Comecei a me sentir reanimado, quase saltitante, finalmente posso conseguir fazer uma espada divina e ser lembrado por milênios como o MELHOR ferreiro! Eu poderia ser premiado com a imortalidade e abrir uma forja no Palácio das Nuvens! Estórias seriam cantadas sobre mim: Bai HuoWu, o ferreiro imortal! Isso soa tão bem e ganhar um beijo de Li Yuanqi não parecia tão ruim...

Pare! Não se curve, Bai HuoWu! Você gosta de mulheres! Dei alguns tapas no meu rosto, eu estava precisando de alguns livros adultos para me relembrar ou de alguma companhia feminina. Ir ao bordel poderia ser uma boa atividade recreativa. Contudo, ainda necessitava ir ao mercado primeiro.

Certo, mercado, depois diversão.

Foco!

– Tá indo para onde? – Ling Wang veio correndo na minha direção, ele quase me fez morrer de susto.

– Aiya! Avisa antes de surgir do nada! Por um momento, minha alma saiu do corpo. – respirei um pouco e tratei de me acalmar, enquanto Ling Wang, aquele pequeno canalha, ria de mim. Ótimo. – Vou obter alguns minérios.

– Mas onde vai forjar?
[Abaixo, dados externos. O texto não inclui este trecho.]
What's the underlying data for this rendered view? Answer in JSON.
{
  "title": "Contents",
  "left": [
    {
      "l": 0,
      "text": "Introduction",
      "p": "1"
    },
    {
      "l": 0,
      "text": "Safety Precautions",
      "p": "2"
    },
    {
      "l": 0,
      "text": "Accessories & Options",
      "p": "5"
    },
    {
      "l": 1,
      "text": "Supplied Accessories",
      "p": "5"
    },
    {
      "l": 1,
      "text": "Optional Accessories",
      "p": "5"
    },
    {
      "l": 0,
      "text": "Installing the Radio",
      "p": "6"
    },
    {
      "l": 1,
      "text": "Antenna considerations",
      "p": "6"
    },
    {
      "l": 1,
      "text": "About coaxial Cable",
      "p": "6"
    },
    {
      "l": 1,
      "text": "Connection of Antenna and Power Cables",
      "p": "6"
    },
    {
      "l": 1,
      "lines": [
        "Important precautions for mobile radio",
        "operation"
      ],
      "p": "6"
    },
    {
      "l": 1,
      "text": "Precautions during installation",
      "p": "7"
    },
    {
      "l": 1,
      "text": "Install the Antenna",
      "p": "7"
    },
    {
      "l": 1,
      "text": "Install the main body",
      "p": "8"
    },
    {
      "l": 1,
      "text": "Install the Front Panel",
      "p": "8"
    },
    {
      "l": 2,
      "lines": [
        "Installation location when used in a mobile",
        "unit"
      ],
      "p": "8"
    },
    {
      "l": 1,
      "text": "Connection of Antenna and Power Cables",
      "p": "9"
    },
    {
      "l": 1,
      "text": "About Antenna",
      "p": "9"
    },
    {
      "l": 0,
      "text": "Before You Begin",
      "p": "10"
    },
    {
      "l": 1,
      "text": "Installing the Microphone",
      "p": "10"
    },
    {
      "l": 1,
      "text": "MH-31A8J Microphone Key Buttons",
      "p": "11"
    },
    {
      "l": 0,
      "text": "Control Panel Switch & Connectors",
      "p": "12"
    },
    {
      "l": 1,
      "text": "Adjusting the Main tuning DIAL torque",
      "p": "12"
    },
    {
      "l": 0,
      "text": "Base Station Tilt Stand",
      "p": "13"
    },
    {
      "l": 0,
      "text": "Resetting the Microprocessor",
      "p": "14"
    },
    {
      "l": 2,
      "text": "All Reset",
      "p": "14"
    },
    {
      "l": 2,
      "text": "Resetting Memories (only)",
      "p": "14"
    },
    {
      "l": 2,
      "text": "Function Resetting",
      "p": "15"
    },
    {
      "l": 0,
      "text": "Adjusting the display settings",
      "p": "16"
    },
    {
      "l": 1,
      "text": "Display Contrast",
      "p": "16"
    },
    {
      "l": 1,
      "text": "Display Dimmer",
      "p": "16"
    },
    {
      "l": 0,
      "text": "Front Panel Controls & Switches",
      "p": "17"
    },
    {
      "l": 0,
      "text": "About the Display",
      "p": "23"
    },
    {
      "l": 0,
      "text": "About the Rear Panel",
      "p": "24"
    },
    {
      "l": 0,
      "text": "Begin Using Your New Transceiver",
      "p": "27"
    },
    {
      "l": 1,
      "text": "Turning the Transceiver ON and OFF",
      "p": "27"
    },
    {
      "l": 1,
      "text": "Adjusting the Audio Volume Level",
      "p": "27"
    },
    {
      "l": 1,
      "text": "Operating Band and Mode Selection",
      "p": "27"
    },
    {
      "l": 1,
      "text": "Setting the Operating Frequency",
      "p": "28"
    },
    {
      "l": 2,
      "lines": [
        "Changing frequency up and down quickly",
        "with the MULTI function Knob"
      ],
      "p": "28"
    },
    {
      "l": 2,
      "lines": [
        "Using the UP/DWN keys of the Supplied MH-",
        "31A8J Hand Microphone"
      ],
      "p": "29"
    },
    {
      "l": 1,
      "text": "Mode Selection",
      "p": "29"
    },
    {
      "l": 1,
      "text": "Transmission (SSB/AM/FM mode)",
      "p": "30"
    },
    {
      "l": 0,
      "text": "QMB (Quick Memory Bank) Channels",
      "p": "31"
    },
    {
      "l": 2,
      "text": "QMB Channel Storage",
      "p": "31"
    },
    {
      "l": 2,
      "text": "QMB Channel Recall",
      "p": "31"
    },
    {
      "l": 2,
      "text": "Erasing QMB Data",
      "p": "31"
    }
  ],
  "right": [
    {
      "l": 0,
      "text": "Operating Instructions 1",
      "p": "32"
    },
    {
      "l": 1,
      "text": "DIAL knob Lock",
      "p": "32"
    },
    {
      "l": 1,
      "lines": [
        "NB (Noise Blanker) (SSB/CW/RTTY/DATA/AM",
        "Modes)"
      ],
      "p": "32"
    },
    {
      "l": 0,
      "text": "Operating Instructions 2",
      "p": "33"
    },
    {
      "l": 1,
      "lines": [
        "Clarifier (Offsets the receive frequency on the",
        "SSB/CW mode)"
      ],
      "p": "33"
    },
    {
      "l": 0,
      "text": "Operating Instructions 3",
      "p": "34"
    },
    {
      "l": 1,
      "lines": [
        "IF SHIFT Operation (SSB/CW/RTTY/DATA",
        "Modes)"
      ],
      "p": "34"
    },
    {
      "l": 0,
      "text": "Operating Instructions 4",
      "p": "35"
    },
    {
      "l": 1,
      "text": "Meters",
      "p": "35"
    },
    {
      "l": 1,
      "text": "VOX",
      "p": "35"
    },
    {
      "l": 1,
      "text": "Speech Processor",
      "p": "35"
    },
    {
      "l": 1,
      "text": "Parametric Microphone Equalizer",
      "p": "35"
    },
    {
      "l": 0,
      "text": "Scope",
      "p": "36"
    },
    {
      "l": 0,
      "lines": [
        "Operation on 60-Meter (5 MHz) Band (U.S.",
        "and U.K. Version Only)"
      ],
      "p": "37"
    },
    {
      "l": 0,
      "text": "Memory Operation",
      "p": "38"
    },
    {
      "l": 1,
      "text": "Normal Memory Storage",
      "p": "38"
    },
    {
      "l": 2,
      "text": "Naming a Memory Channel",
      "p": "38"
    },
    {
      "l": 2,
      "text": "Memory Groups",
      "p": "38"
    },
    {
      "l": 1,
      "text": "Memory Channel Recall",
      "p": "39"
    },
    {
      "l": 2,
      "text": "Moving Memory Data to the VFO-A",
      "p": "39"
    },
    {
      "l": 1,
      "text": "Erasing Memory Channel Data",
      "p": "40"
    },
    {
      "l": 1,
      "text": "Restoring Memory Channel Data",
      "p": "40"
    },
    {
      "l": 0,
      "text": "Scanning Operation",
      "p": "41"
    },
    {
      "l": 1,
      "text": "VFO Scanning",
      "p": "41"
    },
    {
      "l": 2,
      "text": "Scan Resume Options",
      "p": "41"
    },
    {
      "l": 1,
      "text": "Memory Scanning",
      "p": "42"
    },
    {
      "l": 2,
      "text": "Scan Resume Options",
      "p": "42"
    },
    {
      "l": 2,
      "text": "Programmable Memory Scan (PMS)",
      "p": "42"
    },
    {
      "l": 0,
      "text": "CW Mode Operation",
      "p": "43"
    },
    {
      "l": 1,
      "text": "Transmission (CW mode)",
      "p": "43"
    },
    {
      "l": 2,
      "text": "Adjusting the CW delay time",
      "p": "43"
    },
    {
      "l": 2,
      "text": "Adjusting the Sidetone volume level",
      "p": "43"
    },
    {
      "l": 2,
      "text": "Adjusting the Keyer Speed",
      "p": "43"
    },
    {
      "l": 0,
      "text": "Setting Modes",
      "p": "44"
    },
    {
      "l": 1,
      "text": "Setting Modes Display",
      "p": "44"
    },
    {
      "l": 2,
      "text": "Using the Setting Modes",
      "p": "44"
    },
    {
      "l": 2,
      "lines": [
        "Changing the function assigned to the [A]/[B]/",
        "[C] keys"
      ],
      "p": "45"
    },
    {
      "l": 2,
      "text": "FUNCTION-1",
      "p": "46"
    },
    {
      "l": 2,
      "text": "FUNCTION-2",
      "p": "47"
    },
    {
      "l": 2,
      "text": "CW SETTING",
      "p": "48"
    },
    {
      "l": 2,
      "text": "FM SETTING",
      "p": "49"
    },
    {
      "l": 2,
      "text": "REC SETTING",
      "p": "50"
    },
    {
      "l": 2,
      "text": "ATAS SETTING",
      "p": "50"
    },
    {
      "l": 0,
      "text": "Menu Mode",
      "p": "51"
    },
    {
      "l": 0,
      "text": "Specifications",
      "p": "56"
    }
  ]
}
A forja do mestre só vai ficar pronta em seis meses. – falou o gênio.

Chutei o ar.

– Tinha esquecido disso. Inferno!

Meus neurônios começaram a rodar, o que eu faria? Uma ideia.

– A forja de HuanHu. – falei.

– Ela te expulsou às sapatadas!

– É mas...

– Mas ela se casou! – Ling Wang me cortou.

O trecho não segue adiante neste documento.